Bootstrap YAML Initialization

Applying the bootstrap YAML on the target Kubernetes cluster initializes the compute cluster and deploys all required GenAI and serverless inference components.

Initialization begins with the gaap-syncer, which sequentially brings up the remaining services.

Deployed Namespaces and Components

gaap-controller

This namespace contains the core GenAI control-plane and gateway components, including: - gaap-syncer - gaap-operator - gaap-metrics - gaap-dbp - gaap-data-gateway - ai-gateway-controller-* - envoy-gateway-* - envoy-gap-controller-* - envoy-ratelimit-*

gaap-controller pods

monitoring

This namespace provides monitoring and observability components, including: - gaapmon-blackbox-exporter-* - gaapmon-k8s-state-metrics-* - gaapmon-node-exporter-* - prometheus-gaapmon-prometheus-*

monitoring pods

When all components in both namespaces are in a Running state, the compute cluster is fully initialized and ready for model deployment.

Capacity from multiple compute clusters can be aggregated into a unified inventory and used across multiple model deployments.


List Compute Clusters

Navigate to Operations Console → GenAI → Compute Clusters to view all registered compute clusters available for model deployments.

List Compute Clusters

Nodes

The Nodes tab provides visibility into node-level resource utilization within the compute cluster.

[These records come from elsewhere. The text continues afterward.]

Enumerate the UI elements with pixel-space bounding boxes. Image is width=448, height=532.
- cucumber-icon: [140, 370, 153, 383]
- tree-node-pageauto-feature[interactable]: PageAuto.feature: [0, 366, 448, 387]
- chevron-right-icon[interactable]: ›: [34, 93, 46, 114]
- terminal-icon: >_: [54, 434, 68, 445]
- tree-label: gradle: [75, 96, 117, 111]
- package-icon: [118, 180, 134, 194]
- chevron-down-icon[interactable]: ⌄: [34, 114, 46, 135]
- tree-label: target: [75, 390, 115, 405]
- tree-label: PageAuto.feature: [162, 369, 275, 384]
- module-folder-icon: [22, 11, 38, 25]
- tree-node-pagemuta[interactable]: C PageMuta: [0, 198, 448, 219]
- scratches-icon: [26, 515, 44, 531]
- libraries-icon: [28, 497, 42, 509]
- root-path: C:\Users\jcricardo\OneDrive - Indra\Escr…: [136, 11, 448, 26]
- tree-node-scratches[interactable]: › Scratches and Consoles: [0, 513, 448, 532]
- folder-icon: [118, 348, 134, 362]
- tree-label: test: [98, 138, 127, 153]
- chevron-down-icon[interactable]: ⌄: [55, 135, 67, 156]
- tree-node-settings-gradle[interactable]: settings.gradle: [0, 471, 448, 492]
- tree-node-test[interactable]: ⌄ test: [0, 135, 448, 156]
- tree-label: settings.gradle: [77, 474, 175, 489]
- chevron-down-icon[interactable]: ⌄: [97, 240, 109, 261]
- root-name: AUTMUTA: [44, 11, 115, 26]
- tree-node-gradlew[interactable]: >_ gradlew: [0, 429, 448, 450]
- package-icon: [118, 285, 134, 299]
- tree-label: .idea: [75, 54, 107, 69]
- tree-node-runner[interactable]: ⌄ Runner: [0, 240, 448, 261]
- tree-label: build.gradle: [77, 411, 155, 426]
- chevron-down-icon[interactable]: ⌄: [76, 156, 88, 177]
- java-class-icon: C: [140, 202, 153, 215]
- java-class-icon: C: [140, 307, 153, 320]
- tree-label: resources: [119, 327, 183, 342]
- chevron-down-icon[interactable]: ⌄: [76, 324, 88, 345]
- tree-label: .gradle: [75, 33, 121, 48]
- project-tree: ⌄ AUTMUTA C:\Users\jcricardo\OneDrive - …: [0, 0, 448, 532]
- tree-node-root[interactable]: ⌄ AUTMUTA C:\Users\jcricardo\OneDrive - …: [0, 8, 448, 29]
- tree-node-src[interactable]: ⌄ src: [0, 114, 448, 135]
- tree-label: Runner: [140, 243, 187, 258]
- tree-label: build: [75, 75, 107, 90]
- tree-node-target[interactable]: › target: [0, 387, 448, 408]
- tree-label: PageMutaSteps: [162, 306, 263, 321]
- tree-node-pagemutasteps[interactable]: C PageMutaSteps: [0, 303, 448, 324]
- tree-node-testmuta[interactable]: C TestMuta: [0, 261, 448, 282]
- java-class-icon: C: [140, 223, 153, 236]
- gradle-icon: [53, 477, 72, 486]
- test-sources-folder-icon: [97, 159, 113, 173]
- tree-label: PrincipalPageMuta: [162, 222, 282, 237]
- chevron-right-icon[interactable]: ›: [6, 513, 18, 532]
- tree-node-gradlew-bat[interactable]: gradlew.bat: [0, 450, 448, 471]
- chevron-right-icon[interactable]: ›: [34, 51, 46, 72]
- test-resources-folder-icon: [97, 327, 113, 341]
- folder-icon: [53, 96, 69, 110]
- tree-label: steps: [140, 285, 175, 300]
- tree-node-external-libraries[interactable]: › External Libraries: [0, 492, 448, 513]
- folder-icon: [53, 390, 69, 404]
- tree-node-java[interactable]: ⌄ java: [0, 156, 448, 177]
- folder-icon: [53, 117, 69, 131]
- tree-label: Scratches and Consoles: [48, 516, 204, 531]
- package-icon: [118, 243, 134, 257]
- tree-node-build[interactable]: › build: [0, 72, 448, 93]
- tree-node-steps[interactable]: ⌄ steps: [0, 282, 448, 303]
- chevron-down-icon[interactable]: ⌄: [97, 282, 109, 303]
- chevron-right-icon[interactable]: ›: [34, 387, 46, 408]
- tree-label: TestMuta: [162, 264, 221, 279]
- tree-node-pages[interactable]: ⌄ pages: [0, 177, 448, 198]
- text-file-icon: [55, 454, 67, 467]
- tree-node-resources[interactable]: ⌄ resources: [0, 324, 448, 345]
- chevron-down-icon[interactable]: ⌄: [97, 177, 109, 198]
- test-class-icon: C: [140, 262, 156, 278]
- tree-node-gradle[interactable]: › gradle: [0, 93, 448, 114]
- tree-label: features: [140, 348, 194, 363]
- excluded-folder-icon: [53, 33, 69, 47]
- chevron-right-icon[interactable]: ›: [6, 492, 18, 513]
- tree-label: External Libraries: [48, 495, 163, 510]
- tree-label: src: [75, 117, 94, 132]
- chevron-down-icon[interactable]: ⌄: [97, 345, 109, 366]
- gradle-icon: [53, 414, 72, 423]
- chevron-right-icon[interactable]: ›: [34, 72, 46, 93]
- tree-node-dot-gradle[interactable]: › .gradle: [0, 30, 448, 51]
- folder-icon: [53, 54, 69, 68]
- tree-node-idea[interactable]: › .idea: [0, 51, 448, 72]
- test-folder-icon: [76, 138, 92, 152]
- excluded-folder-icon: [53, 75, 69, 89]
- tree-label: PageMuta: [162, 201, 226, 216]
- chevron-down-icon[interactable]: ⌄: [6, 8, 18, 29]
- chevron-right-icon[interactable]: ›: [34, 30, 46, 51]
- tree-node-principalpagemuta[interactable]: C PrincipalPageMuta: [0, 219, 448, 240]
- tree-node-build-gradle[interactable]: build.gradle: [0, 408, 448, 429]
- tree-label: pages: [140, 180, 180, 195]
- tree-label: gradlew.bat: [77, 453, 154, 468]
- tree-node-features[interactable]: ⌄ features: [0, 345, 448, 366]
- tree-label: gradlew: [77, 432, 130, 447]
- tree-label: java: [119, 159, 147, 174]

Each node entry displays current capacity and usage details for the following resources:

  • CPU: Total cores, used cores, usage percentage, and available capacity
  • Memory: Total memory, used memory, usage percentage, and available capacity
  • GPU: Total GPU units, used units, usage percentage, and available units

This view reflects real-time resource consumption across nodes that make up the compute cluster. The available capacity shown here represents the resources that can be allocated for GenAI and serverless inference model deployments.

The Nodes view is read-only and is intended for monitoring resource distribution and utilization across the compute cluster.

List Compute Clusters

K8s Resources

The K8s Resources tab provides an aggregated view of Kubernetes resource utilization for the compute cluster.

This view summarizes cluster-wide resource capacity and consumption across the following resource types:

CPU Resources

  • Total CPU: The total number of CPU cores available in the compute cluster
  • Allocated CPU: The number of CPU cores currently allocated to workloads
  • Available CPU: The remaining CPU capacity available for allocation
  • Utilization percentage indicating overall CPU usage across the cluster

Memory Resources

  • Total Memory: The total memory capacity available in the compute cluster
  • Allocated Memory: The amount of memory currently allocated to workloads
  • Available Memory: The remaining memory capacity available for allocation
  • Utilization percentage indicating overall memory usage across the cluster

The K8s Resources view reflects the combined resource consumption across all nodes in the compute cluster and provides a high-level snapshot of cluster capacity. This information helps assess overall resource availability for current and future model deployments.

The K8s Resources view is read-only and intended for monitoring cluster-level resource utilization.

List Compute Clusters


Delete Compute Cluster

Deleting a compute cluster removes the GenAI and serverless inference operator resources from the cluster and prevents the cluster from being used for subsequent model deployments.

Delete Compute Cluster

Deleting a compute cluster does not deprovision the underlying Kubernetes cluster or associated infrastructure, which must be handled separately.